Effects of storage and incubation temperature on the viability of eggs, embryos and larvae in two strains of an African catfish, Heterobranchus longifilis (Siluriformes, Clariidae)

Two experiments, dealing with short‐term storage of ova and thermal conditions to optimize gamete and eggs management in hatcheries of the African catfish, Heterobranchus longifilis, were carried out. In the first experiment, ova collected by stripping from two strains of H. longifilis were stored for intervals up to 8 h at two temperature regimes: in a domestic refrigerator (3–5°C) and at ambient room temperature (20.5–22°C). In the second experiment, eggs were incubated from fertilization to hatching at different experimental temperatures (21, 25, 29, 32 and 35°C) to determine the effects of temperature on the kinetics of white egg appearance, hatching times and hatching quality. Gamete storage at warmer temperatures significantly prolonged viability irrespective of the strain used. In fact, the hatching rate for ova stored at 20.5–22 and 3–5°C for 5 h ranged between 75.2–79.3% and 6.5–9.4% respectively. Loss of viability was most noticeable after 6 h storage at ambient room temperature. Post‐storage viability significantly declined after 2 h exposure to the domestic refrigerator temperature. No hatching of normal larvae took place after 8 h post‐storage time. Results from the second experiment showed that time to maximum whitening of eggs was both strain‐ and temperature‐dependent. The time to maximum mortality of eggs was shorter in the Layo strain (LS) than in the Noun strain (NS), regardless of incubation temperature. The appearance of white eggs was shorter with increasing incubation temperatures. Hatching times decreased with increasing temperature, regardless of strain.

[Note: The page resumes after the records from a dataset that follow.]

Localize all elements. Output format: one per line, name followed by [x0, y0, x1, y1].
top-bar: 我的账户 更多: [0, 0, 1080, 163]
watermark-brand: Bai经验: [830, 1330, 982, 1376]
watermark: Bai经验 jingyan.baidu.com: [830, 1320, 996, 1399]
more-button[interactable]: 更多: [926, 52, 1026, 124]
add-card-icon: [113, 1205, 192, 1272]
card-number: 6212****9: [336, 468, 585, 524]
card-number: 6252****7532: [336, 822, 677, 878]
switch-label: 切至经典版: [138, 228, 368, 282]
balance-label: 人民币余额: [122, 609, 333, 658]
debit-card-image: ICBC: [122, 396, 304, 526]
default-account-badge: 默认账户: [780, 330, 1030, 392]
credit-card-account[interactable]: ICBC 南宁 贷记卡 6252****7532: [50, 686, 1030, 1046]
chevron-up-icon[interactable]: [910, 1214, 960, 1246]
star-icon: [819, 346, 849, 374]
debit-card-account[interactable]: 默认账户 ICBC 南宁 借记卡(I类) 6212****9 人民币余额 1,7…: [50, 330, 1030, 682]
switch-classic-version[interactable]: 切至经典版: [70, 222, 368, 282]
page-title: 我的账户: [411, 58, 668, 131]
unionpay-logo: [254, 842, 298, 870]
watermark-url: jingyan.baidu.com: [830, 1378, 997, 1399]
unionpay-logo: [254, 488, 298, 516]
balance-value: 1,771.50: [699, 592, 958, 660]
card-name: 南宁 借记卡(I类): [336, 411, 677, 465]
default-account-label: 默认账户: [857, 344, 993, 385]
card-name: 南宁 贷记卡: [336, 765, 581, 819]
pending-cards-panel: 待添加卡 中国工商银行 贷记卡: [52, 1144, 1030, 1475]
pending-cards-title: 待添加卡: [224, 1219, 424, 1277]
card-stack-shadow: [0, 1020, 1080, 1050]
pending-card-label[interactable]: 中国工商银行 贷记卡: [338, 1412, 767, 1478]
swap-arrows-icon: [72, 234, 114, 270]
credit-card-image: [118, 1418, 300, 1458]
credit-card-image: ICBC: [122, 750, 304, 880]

Hatching took place from 21 to 27 h and 19 to 24 h after fertilization at temperature of 29°C, respectively, for NS and LS. The length of the hatching period was remarkably shorter for LS than NS at any tested incubation temperature, except 35°C. No hatching took place at 21°C. The highest proportion of normal larvae occurred at 25 and 29°C, respectively, for NS and LS. Hatching rate was highest at 25 and 29°C, respectively, for NS and LS. There was a significantly higher proportion of deformed larvae at 35°C regardless of the strain.